27 May 2008

American Splendor

This is an intriguing case of a movie that completely failed to appeal to me, despite being quite interesting and very well made. I find myself recommending it to people and saying "I didn't like it that much, but it's really worth watching". 

Maybe it's my interest in lifewriting in general, but as far as biopics go, it's a really fascinating case. Not only does the movie intersperse documentary footage of its subject, Harvey Pekar, he also does the voice-over narration. Occasionally there are scenes of the man himself, or other people from his life, hanging out in the studio chatting with the actors playing them, or watching the movie being filmed. It's neat. Delightfully pomo but quite clever, especially when Harvey Pekar is narrating as the actor who plays him is watching a play made about his own life. 

But much as I enjoyed the way it was made, the movie itself totally failed to engage me. Part of it might be that I just can't stand Paul Giamatti, who plays Pekar (I HATED Sideways, if you're wondering). Though he didn't bug me as much in this movie as he normally does, I still can't really muster up much sympathy for any character he plays. And honestly, Pekar isn't all that sympathetic of a guy. He kind of grew on me in a loveable curmudgeon sort of way, but then, alas, the movie headed down the "brush-with-cancer-makes-you-a-better-person" path. 

I understand that it might sound heartless to criticize this aspect of the film, because after all, it really did happen to the guy. And certainly, this movie doesn't do nearly as cliche and treacle-y job of portraying illness as many others do. Furthermore, I understand that people's experiences of illness - and especially cancer - may well be shaped by predominant narratives of illness in our society. But unless you're treating it in a particularly innovative way, I'm not that interested (pardon the pun - I mean aesthetically, not medically. Though I suppose innovative medical treatments could be interesting?). 

Meanwhile, what could have been the fascinating part - though admittedly, it would be much more difficult to capture in film - was the way Pekar turned his life into comic art. This was the focus of the first half of the film, and somehow it came off as rather hollow and superficial to me. I dunno. I just didn't care that much. 
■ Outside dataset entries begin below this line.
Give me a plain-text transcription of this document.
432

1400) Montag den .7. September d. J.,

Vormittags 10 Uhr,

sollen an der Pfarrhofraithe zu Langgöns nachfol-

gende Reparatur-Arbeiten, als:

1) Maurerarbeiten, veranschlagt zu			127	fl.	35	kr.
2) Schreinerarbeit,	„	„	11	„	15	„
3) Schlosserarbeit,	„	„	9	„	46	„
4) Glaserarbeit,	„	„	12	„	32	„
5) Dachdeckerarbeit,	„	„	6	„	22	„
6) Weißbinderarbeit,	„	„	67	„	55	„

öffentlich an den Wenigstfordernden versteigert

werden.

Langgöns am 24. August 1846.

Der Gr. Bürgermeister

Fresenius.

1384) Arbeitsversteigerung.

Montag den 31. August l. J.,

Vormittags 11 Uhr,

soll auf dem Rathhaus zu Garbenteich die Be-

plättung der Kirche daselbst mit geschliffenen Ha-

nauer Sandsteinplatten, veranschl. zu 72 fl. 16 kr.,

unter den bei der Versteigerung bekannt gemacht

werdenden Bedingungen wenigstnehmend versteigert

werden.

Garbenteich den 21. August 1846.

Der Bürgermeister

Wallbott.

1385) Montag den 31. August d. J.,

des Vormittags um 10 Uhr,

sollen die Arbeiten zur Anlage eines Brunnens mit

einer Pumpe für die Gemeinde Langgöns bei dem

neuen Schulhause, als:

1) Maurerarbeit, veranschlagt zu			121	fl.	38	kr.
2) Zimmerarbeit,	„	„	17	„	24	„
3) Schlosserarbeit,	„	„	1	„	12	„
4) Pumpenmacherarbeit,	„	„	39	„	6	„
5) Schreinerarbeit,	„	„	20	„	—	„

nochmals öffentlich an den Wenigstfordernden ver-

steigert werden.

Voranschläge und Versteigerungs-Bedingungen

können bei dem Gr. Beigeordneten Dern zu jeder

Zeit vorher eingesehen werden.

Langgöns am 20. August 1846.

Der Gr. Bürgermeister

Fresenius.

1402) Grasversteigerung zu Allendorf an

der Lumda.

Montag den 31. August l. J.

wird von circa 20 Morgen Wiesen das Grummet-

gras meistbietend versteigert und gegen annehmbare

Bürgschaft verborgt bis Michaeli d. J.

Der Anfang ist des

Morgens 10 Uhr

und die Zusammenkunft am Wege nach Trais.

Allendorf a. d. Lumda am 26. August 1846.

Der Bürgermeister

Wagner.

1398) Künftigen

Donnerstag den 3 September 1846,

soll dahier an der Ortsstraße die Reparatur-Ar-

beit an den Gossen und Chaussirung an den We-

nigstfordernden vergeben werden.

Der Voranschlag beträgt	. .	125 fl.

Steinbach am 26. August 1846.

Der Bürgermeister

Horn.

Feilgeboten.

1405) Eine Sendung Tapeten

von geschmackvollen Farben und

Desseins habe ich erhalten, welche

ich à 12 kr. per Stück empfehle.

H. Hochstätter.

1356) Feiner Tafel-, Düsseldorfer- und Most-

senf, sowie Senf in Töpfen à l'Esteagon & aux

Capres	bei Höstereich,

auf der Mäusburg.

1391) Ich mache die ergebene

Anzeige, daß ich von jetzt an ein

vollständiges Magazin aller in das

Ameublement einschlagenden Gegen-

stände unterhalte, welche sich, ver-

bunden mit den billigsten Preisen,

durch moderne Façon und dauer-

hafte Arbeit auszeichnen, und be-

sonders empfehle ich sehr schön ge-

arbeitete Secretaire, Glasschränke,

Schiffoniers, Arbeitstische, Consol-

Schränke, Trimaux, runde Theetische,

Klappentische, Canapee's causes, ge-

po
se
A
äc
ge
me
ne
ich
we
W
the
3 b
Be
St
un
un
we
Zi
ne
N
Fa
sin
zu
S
Pekar has had an interesting life, and this movie featured some really creative ideas for depicting it, but somehow it just never came together for me. But still, I recommend checking the movie out. I was reading the recent review in the NYTimes of 1001 Books You Must Read Before You Die, and discovered that some people on goodreads.com (oh how I adore that site) have done me the big favor of compiling a list of all the books mentioned*, and it seemed to me that the purpose of the list wasn't so much a "best of" as a broad sampling of different literary styles. In keeping with this idea then, I recommend American Splendor as an interesting example of a unique style, even if it's not that great.

*I haven't bothered to count how many of them I've read. But I must say, one of my biggest gripes with the list is that includes multiple books by the same author. In any list of this nature, I'd argue, you're allowed maximum 3 works by a single author, but after that, you're pushing it. If that author is really so great, then an intelligent person will be moved to seek out more works by them on their own time, later.  And anyhow, Ian McEwan, much as I like him, does not deserve 8 slots. Be for real. Not to mention, a lot of the books on the list that I've read, I don't much care for, and I really don't think they're worth the time, even as a showcase of style. Which makes me somewhat hesitant about taking its recommendations on faith. But we shall see. I stuck a bunch of 'em on the ol' To Read list (which can be viewed in that handy GoodReads box to your right) anyhow.